What to say about this? If Cut Man's stage feels somewhat dull and listless, I suspect this is at least part of why. The stage has no very high or low points; it maintains a more or less static (and not very high) level of challenge throughout, so any character it has must come from something else - a special enemy or hazard, a unique bit of platforming, something.
Unfortunately, there is no 'something' that does that, as we are about to see:
This is informative, but not in quite the way it appears at first. First, note the similarity to Guts Man's stage's hazard chart. As in that, the player mostly encounters different hazards sequentially, with little or no integration, and there are not many hazards. However, there are some key differences that need to be taken into account:
- In Guts Man's stage, the Sections were far shorter, and the hazards in each had virtually no development within their Section as well as no integration into later ones; here, on the other hand, Sections 2 and 4 provide a process (however flawed) of escalation and development, making the stage feel less about tricks. Additionally, similarities in the way different hazards are presented (again, Sections 2 and 4 are both vertical OROC series') make it feel more integrated than it really is. In this way, Cut Man's stage is an improvement over Guts Man's.
- On the other hand, because the length of Cut Man's stage (which is closer to, or even greater than, that of Bomb Man's stage) is much larger than Guts Man's stage, and yet contains barely any more hazard types, it feels very monotonous and repetitive. In this way, Cut Man's stage falls short of Bomb Man's.
Cut Man's stage overreached itself, and I suspect it had more to do with the limitations (of time and system resources) the developers faced than inexperience on their part. It shows signs of smart design, with clear attempts to introduce and escalate challenges focused around enemies and terrain; unfortunately, the inability to: 1) do this effectively with all of them and 2) integrate them to create something even more challenging prevented them from realizing their full goals. Octopus Batteries were a poor choice for enemy design (actually, many of the enemies in this game were such, and I will discuss this issue somewhat later), and while Section 4, for instance, might have been better if, say, the developers had started blending Beaks and Octopus Batteries, it is likely that they were constrained by the NES hardware, which could only handle so many sprites at a time. Even the third screen in Section 4 displays lag with only five Octopus Batteries.

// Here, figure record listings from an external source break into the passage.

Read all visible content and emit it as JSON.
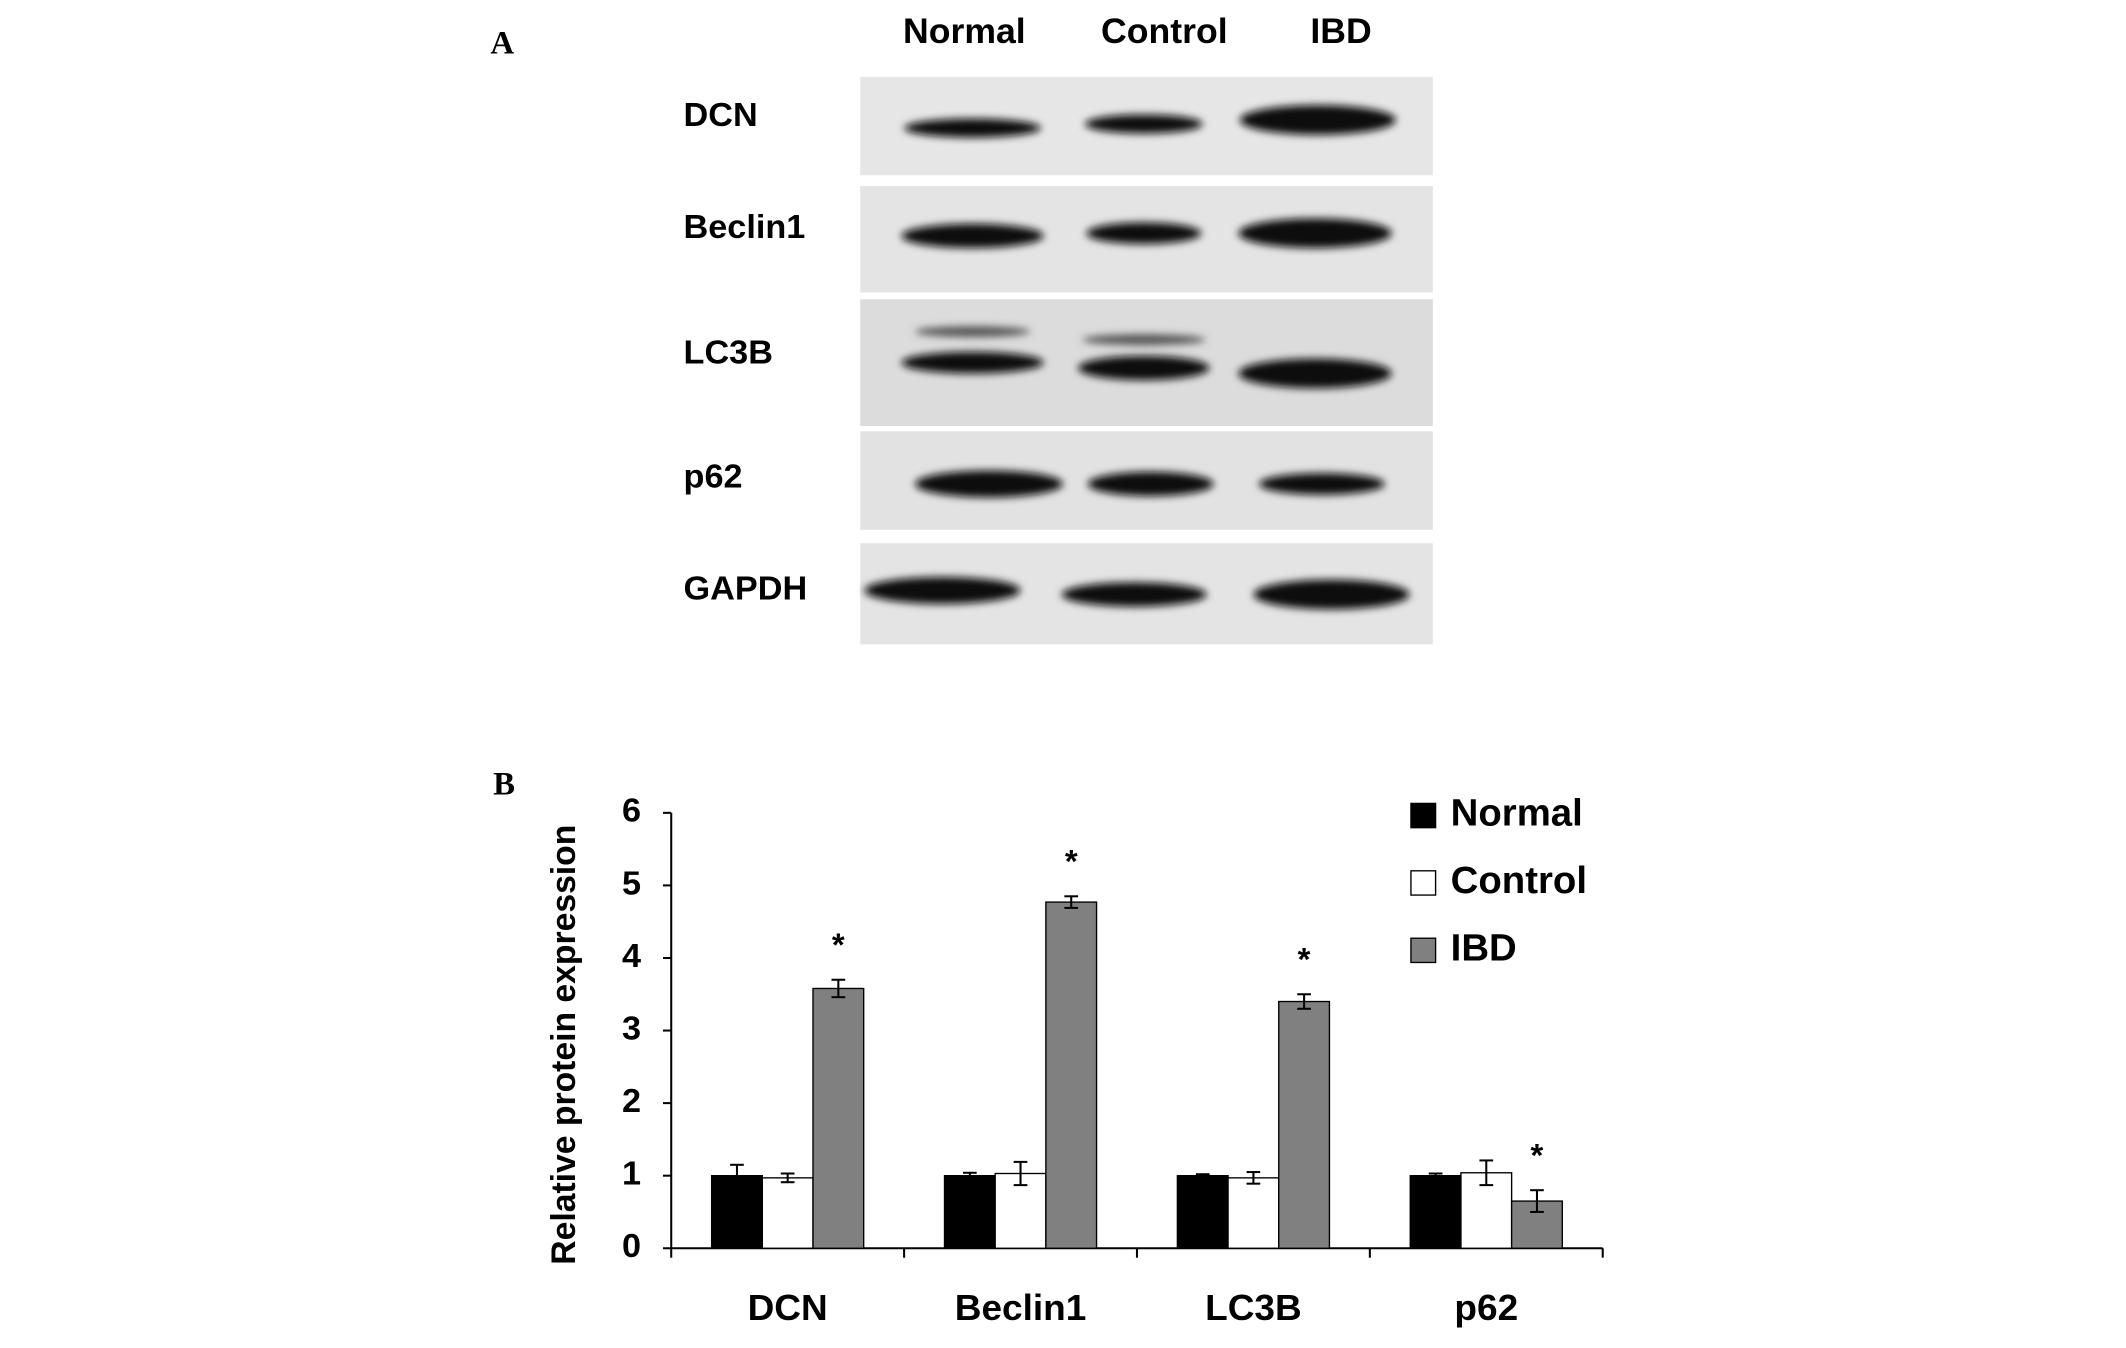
{
  "panel_a": {
    "label": "A",
    "lanes": [
      "Normal",
      "Control",
      "IBD"
    ],
    "proteins": [
      "DCN",
      "Beclin1",
      "LC3B",
      "p62",
      "GAPDH"
    ]
  },
  "chart_data": {
    "type": "bar",
    "panel_label": "B",
    "y_label": "Relative protein expression",
    "categories": [
      "DCN",
      "Beclin1",
      "LC3B",
      "p62"
    ],
    "series": [
      {
        "name": "Normal",
        "color": "#000000",
        "values": [
          1,
          1,
          1,
          1
        ],
        "errors": [
          0.15,
          0.04,
          0.02,
          0.03
        ]
      },
      {
        "name": "Control",
        "color": "#ffffff",
        "values": [
          0.97,
          1.03,
          0.97,
          1.04
        ],
        "errors": [
          0.06,
          0.16,
          0.08,
          0.17
        ]
      },
      {
        "name": "IBD",
        "color": "#808080",
        "values": [
          3.58,
          4.77,
          3.4,
          0.65
        ],
        "errors": [
          0.12,
          0.08,
          0.1,
          0.15
        ],
        "markers": [
          "*",
          "*",
          "*",
          "*"
        ]
      }
    ],
    "ylim": [
      0,
      6
    ],
    "yticks": [
      0,
      1,
      2,
      3,
      4,
      5,
      6
    ],
    "legend": "top-right"
  }
}
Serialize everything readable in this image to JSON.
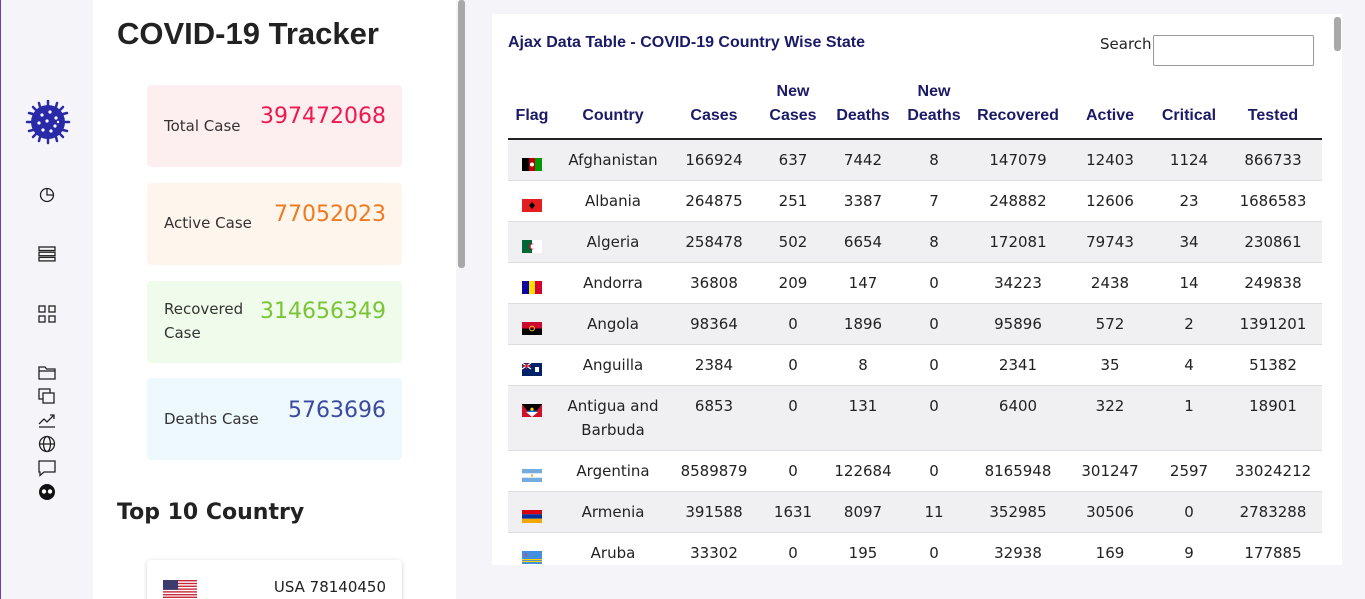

Where I am not as inclined to forgive the developers is in the waste of the stage's unique hazard: the Super Cutters. Since they appear only in this stage and could have provided the developers with myriad options to create distinctive and fun Forced Pace and High Pressure Challenges, I cannot fathom why they instead chose to focus on a series of fairly dull OROCs with enemies the player would get to encounter under more interesting circumstances in plenty of other areas in the game.